I see my extrapolation. I think it tells the truth. There are no pivot points between here and the existential there. 

All of this. Then becomes a challenge for my mental health. Not an unreasonable one. It is a hard ask to stay upright under that kind of pressure. Ignoring everything else already going on. It has enormous consequences. About what you can do. About what joy you can squeeze out of life. About isolation. And suffering. And how much of life gets cut out for you. And whether. It is worth it or not.

Here we are.

The wrestle. In the chaotic mud of facts and counter facts and emotions and just physical suffering.

Where is the line.

Objective vs subjective. The joy of the moment versus the cold horror of the infinite nihilist.

It is a war that rages on everyday in me. The lines move back and forth. Sometimes they run right up to my headquarters. Another single step. And the void wins.

But perhaps. That's the right call anyway. But perhaps. That's just my cold objective sense. Telling me that logically, you can see, it's over already. That you should have died in 2021 anyway. Let it go.

Difficult.

Suffice to say.

I am not enjoying myself.

Perhaps on a related note.

I feel a strong tug to isolate.

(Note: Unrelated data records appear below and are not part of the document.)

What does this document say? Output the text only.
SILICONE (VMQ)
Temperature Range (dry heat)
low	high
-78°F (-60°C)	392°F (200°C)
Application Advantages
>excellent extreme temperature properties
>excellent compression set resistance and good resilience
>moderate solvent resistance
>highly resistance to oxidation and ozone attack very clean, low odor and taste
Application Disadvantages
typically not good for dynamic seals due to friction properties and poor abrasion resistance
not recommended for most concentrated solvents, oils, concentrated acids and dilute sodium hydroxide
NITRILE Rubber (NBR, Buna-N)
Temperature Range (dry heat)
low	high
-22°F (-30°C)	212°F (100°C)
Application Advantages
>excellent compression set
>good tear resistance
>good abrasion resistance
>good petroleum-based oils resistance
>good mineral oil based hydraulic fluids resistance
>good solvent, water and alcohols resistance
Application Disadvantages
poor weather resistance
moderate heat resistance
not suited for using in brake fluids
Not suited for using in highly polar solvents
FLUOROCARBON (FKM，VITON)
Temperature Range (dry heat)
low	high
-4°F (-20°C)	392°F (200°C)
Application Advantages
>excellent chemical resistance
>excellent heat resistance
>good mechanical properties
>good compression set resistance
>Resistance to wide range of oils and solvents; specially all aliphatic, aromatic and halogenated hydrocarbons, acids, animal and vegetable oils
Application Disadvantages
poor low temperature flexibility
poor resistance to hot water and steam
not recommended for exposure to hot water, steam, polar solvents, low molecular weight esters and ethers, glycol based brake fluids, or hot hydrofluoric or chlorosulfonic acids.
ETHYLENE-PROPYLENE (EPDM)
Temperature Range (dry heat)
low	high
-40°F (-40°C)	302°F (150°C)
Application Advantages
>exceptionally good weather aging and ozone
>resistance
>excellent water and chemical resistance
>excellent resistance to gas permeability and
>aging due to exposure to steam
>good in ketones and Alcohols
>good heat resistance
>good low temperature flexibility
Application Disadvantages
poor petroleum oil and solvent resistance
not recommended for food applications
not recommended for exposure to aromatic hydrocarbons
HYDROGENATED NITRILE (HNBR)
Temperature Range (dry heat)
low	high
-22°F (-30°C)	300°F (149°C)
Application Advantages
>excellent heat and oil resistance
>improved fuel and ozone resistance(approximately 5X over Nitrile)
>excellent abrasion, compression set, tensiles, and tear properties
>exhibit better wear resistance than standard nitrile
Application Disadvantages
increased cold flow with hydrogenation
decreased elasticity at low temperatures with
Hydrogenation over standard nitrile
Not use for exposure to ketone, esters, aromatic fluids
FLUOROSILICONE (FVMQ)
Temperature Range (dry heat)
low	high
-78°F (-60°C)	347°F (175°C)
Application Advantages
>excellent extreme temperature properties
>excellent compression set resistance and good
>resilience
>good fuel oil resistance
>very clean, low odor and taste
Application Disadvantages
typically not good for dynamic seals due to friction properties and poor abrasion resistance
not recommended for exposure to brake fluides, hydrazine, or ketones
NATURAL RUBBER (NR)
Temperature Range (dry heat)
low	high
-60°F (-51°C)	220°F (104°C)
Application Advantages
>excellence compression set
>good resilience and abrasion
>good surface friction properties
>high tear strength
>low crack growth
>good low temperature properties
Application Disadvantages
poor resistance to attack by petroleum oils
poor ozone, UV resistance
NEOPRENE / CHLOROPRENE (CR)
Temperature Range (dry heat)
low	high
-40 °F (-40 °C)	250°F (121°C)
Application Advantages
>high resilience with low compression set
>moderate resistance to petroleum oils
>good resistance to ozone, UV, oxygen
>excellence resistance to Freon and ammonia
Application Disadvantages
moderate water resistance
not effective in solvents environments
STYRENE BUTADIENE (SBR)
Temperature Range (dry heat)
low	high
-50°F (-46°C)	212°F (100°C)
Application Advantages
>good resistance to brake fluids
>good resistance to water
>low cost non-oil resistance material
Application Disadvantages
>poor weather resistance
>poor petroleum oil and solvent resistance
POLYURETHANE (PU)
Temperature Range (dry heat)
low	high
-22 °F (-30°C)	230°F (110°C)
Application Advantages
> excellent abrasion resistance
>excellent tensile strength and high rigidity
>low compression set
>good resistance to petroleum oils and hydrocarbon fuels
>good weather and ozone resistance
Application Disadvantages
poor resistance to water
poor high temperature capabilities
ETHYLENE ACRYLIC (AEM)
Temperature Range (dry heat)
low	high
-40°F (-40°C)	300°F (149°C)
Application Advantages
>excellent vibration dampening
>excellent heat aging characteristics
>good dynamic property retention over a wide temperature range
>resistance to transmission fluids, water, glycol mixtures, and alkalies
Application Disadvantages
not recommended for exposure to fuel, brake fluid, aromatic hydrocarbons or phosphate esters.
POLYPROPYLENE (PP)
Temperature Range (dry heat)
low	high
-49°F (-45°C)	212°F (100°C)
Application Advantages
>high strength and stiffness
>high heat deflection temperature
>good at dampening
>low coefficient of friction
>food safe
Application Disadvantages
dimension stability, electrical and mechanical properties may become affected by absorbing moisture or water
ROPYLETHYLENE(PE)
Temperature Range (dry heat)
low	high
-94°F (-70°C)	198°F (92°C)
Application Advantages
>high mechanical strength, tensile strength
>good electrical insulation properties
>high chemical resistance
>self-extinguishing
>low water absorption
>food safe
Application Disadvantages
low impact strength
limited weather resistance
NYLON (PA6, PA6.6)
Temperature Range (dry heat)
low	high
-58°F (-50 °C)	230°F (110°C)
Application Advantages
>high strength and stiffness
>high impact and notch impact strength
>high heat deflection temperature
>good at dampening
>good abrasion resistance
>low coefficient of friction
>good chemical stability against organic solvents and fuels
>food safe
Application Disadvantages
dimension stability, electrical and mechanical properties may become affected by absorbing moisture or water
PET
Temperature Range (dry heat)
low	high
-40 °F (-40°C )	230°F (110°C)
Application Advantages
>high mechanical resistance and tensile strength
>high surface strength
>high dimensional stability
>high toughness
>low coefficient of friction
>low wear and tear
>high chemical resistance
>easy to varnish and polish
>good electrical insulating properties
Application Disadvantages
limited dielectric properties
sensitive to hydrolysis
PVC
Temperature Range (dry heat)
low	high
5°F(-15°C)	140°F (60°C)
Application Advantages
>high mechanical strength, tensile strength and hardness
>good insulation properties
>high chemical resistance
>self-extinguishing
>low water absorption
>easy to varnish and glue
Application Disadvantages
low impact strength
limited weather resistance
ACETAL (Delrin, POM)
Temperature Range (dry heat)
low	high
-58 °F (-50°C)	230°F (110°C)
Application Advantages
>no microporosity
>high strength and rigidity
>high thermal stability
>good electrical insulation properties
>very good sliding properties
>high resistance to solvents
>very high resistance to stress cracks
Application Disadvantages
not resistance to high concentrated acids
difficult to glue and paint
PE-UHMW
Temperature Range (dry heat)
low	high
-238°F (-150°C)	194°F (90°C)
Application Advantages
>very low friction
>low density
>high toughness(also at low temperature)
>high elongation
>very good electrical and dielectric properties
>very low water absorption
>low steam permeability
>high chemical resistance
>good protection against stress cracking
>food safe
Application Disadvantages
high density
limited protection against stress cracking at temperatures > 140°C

I don't want to go out. I don't want to do anything. I don't want anything to happen. I don't even want daylight. I want it to be quiet. Dark. Isolated. Perhaps this is the response of an overwhelmed system. Too much stimuli overload. Be quiet. Perhaps this is me just instinctively looking for a place to die. Without realising it. Finding a quiet spot. To wink out. In the least impacting way possible.

Hum ho.

I think it's a question I will float past my shrink when I see them next. One of a couple. The other one being about the depth of my emotions. Do they need chemical clipping. Or do you ride that tiger. I don't know. Perhaps the shrink does.